92. The Justice of a Tax May Depend on Its Shifting and Incidence

A proper understanding of the terms shifting and incidence is necessary before their discussion can profitably be undertaken. Fiscal authorities may place a tax upon a particular individual, which he will pay. He may, however, in some way, transfer the burden of this tax to a second individual; the second may transfer it to a third, and so on. The burden must, however, finally rest somewhere - that is, a point will be reached where there will be opportunity or possibility for no more transfers. This process of transferring a tax burden from one individual to another is called shifting) the point where the burden finally rests is called the inci-dence. The expressions have the same meaning as when applied by physicists to rays of light. A ray of light may be shifted or refracted in various directions by mirrors or prisms, but it will finally rest or hit upon some point, and this point is its incidence. The incidence of a tax is usually considered as the result of its having been shifted. If, however, a tax burden remained where it was first placed, the incidence properly might be said to be here, even though no process of shifting occurred.

The shifting of a tax must be clearly distinguished from the evasion of a tax. When an individual evades a tax he neither pays it and bears the burden, nor does anyone else. If all taxes were evaded no revenue would accrue to the state, while if all were shifted the revenue would not be affected, yet the person making the payment would not feel the burden. When the holder of a mortgage, for example, does not list it with the tax assessor, he evades the tax. If, however, he lists the mortgage as a part of his property, pays the tax levied upon it, and then charges the mortgagor a sufficiently high rate of interest to recoup himself for the tax, it is shifted, and the incidence is on the mortgagor.

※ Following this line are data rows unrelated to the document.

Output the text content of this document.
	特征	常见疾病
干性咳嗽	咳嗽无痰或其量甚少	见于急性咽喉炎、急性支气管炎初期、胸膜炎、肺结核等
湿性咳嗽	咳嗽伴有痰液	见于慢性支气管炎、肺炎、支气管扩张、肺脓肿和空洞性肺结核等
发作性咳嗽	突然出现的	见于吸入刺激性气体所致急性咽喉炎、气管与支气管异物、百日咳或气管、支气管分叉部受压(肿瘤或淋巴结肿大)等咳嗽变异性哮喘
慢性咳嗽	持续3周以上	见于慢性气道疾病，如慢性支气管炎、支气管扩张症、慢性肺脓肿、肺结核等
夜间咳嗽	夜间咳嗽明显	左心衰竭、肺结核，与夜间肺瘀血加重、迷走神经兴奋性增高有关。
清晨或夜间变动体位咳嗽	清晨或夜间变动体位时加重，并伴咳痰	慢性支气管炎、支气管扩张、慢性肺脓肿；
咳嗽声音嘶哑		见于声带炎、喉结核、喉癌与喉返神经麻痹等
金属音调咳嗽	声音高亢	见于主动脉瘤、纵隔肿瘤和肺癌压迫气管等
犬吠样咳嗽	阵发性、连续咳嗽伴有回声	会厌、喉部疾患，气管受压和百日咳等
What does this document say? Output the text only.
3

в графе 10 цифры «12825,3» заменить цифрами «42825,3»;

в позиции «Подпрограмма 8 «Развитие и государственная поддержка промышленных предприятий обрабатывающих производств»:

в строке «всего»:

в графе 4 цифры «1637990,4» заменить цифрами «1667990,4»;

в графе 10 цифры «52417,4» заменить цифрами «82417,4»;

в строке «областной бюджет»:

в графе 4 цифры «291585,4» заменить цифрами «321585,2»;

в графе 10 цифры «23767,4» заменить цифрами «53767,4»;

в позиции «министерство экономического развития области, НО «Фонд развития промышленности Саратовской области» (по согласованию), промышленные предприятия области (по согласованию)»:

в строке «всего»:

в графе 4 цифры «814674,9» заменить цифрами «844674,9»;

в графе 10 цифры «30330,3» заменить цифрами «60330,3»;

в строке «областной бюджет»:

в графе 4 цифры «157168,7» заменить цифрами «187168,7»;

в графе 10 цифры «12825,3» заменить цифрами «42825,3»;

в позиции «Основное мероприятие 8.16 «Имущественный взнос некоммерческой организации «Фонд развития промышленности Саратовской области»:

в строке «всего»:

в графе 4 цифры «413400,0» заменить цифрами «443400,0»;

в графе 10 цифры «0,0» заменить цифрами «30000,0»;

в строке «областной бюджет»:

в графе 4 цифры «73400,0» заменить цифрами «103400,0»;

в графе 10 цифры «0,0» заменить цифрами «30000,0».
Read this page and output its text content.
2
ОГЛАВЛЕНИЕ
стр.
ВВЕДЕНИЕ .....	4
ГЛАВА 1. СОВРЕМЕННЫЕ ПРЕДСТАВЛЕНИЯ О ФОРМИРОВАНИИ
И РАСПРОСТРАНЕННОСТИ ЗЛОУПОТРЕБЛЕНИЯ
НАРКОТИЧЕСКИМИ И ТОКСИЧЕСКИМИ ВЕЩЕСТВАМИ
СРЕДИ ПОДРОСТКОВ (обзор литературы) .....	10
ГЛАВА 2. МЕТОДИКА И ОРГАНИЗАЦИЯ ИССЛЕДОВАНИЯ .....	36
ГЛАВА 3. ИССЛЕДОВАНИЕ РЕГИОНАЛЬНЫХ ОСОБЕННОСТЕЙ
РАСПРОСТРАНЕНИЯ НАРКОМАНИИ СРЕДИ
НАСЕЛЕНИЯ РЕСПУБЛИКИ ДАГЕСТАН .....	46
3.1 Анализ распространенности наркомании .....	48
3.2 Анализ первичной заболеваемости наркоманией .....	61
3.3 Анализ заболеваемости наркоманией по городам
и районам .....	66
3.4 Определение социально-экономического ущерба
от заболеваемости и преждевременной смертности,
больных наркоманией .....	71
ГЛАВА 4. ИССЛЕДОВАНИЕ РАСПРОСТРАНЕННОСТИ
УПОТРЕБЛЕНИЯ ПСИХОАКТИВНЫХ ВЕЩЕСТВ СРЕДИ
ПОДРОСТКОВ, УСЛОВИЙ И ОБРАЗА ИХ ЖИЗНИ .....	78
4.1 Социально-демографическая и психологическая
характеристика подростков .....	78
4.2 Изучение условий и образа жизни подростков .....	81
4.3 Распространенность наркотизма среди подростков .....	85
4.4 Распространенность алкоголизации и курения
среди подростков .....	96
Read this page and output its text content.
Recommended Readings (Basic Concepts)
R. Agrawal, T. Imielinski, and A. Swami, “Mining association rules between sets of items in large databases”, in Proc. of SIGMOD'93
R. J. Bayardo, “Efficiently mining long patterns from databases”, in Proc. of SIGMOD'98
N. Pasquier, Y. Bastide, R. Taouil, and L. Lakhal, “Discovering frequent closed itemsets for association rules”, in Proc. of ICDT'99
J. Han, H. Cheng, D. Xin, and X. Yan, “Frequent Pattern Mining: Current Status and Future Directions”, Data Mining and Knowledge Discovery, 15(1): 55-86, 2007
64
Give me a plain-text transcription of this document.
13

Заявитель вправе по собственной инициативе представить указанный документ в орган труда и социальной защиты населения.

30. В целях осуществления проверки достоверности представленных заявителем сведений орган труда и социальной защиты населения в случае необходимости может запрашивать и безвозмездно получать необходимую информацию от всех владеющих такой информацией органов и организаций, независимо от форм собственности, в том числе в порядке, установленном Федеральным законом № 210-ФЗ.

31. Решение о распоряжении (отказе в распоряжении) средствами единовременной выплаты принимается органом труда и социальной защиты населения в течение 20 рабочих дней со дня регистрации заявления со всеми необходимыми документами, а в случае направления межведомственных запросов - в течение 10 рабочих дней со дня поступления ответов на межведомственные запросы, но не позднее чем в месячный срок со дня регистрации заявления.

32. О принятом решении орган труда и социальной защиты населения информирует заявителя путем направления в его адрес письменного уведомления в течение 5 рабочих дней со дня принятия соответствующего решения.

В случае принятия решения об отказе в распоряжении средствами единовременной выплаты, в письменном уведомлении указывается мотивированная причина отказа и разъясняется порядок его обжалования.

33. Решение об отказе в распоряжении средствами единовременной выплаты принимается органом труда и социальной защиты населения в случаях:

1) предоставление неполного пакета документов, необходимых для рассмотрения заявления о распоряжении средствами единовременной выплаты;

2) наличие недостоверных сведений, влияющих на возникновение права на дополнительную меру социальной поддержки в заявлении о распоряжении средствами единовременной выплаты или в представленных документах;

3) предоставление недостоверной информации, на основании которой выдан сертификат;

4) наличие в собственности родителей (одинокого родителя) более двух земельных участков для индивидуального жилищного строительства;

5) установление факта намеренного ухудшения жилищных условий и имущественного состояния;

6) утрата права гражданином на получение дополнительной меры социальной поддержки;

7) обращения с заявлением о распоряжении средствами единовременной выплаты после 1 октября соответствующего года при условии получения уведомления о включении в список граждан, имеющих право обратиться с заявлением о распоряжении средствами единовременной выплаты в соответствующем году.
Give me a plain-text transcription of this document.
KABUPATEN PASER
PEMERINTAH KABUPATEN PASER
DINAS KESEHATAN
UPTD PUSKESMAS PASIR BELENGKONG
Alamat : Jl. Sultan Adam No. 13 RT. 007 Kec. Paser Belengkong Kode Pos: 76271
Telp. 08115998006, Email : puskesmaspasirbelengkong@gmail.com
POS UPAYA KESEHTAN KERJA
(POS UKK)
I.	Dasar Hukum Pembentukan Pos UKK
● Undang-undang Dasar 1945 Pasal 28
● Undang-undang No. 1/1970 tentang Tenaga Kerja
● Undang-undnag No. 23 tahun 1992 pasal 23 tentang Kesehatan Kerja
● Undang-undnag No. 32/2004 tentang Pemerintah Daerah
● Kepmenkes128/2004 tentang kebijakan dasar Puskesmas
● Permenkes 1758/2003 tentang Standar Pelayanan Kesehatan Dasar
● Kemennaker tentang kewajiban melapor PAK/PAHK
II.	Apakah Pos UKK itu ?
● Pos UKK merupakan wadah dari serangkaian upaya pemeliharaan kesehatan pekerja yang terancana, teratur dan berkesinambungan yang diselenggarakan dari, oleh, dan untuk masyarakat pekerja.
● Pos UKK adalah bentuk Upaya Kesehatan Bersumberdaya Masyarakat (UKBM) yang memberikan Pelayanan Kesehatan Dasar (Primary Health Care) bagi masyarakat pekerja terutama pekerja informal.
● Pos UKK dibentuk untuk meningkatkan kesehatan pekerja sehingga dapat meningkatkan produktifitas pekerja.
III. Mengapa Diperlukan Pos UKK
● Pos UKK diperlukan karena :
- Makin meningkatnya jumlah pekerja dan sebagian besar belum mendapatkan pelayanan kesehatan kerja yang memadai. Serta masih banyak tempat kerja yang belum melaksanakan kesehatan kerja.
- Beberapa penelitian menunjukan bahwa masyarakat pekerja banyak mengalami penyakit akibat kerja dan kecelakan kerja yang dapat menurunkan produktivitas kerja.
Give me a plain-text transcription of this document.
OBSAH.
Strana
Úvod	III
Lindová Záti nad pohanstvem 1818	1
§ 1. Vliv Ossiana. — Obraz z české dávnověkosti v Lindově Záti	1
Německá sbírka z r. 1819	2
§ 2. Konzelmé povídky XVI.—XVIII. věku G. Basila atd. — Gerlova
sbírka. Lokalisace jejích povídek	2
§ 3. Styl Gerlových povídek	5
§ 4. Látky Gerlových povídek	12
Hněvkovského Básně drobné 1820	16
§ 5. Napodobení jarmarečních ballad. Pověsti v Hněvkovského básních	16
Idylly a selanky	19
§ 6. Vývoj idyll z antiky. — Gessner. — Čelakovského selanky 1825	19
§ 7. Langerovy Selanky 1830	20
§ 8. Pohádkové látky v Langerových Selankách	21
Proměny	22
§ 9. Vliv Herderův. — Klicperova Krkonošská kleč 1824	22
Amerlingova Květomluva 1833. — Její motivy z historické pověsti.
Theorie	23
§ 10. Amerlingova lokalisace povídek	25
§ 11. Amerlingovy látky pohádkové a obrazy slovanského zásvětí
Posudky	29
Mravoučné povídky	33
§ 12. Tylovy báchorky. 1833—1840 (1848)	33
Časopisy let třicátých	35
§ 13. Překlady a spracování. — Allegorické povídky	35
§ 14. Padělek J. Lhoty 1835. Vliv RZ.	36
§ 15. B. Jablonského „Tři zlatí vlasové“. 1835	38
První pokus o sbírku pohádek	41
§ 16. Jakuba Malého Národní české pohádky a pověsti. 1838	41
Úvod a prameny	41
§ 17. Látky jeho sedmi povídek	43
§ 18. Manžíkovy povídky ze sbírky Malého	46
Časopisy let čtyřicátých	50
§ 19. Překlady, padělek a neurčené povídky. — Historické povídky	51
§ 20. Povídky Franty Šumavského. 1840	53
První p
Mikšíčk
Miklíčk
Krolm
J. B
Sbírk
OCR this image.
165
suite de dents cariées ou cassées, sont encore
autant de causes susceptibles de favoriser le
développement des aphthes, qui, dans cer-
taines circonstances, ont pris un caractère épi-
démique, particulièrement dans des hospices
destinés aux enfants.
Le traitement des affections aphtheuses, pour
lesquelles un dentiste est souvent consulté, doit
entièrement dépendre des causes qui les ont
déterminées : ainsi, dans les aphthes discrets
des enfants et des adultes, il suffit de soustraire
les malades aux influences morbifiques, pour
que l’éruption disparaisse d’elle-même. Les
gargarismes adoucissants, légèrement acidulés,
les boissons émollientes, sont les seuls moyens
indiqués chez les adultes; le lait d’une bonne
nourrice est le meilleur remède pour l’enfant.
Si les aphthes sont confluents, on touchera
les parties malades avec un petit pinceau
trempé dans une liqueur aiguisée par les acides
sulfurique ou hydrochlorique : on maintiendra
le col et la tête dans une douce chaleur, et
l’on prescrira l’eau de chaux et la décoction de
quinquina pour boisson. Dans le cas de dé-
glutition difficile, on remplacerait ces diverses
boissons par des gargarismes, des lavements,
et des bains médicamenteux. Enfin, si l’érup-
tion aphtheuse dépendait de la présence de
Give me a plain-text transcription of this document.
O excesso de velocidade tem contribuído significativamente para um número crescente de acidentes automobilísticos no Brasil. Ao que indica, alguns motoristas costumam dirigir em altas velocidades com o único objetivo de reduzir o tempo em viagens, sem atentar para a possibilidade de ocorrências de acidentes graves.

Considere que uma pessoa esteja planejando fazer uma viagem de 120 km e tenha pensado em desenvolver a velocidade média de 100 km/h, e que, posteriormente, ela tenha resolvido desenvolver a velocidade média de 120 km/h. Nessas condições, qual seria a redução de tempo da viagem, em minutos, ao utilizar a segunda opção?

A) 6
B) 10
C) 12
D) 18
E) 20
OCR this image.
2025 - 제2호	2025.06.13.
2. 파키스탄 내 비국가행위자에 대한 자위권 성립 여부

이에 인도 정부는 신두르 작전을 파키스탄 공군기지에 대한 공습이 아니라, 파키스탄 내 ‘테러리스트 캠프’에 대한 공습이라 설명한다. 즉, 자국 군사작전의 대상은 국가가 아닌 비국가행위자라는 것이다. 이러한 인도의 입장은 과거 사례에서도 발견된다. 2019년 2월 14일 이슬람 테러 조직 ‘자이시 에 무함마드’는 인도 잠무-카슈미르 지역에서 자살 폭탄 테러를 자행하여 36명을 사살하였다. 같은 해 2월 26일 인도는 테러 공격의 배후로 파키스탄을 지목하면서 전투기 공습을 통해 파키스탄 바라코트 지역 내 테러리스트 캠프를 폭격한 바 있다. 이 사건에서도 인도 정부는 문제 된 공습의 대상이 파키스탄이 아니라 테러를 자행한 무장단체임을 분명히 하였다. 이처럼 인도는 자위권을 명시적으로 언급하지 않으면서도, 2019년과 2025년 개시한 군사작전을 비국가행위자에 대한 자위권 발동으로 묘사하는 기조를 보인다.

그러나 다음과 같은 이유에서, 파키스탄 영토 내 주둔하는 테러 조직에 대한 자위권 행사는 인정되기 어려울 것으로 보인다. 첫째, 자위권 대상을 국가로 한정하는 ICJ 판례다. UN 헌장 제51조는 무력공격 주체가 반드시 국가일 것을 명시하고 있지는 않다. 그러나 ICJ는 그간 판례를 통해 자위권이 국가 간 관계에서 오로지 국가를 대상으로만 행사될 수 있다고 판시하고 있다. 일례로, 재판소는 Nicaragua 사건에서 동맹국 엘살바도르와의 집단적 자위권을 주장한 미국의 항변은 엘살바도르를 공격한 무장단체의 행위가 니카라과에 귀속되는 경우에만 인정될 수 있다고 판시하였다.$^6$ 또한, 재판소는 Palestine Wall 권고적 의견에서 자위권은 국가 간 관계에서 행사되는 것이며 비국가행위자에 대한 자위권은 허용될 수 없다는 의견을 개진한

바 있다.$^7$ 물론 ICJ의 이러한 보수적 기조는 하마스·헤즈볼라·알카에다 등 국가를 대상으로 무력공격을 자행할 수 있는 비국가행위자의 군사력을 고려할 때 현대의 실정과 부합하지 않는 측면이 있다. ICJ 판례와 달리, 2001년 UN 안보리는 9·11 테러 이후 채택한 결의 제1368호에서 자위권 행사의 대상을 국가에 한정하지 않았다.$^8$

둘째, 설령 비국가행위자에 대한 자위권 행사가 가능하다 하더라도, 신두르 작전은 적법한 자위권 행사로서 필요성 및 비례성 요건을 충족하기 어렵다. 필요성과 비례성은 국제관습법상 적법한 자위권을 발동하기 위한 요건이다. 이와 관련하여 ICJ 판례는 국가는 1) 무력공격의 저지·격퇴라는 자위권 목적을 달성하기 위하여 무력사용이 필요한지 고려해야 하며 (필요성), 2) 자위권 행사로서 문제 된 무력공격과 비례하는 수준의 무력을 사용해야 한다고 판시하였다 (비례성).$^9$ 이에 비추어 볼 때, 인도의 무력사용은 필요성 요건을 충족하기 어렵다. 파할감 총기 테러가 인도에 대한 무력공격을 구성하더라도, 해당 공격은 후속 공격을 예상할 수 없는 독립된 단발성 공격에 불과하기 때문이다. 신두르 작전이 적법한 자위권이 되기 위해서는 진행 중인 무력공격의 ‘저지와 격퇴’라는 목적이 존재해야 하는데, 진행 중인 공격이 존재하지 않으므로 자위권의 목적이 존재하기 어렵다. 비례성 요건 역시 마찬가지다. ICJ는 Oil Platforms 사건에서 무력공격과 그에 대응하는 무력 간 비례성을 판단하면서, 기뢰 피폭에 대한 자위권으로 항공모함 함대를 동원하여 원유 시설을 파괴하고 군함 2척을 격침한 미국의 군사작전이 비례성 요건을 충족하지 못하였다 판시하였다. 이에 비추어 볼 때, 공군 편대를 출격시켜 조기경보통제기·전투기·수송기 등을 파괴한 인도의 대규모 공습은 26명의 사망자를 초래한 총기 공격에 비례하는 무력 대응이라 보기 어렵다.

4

Justice in taxation has long been an important fiscal problem, and from the time authorities began to give it their attention the question of shifting and incidence has received careful consideration. Some of the early theories of taxes find their justification in the ideas which were held concerning this particular phase. The ideas were sometimes unsound, and the tax systems were modified as experience showed the fallacies around which they were built. Some attention has been given to the shifting and incidence of revenues from the beginning of fiscal operations, yet it is only recently that any scientific study has been made as to causes, results, and methods. It is at present one of the most important questions - if, indeed, not the most important - to be considered in determining the justice of taxes. It is only when knowledge is had of the real bearer of a tax burden, that correct judgment can be passed as to the real justice of that tax.

To know merely that a tax has been shifted is often insufficient knowledge to a reader or an investigator. It is not known how far the incidence is removed from the levy of the tax, whether the tax has been shifted once, twice, or a half dozen times. Neither is it known whether the shifting has been backward toward the producer, or forward toward the consumer, yet a tax might be shifted in either direction, depending on circumstances which will be discussed later. Where there has been more than one stage in the shifting process, a student often wants to notice the consequences of the tax, or the mode of shifting at one or more of these stages. The expressions, original incidence, or first incidence, second incidence, and so on, are sometimes used to denote the different stages in the shifting process. When used without a qualifying word, however, incidence refers to the final resting place of a tax.

A fiscal system which attempted to levy taxes only upon the individuals most able to bear tax burdens, might be very unjust in its operation because of the shifting of these burdens. The attempt should be made to levy taxes so that the incidence will occur where there is the greatest ability to bear the burden. Such an ideal, of course, would be difficult to attain, but it can be more nearly attained if fiscal authorities understand and apply the principles that govern the shifting and incidence of taxes.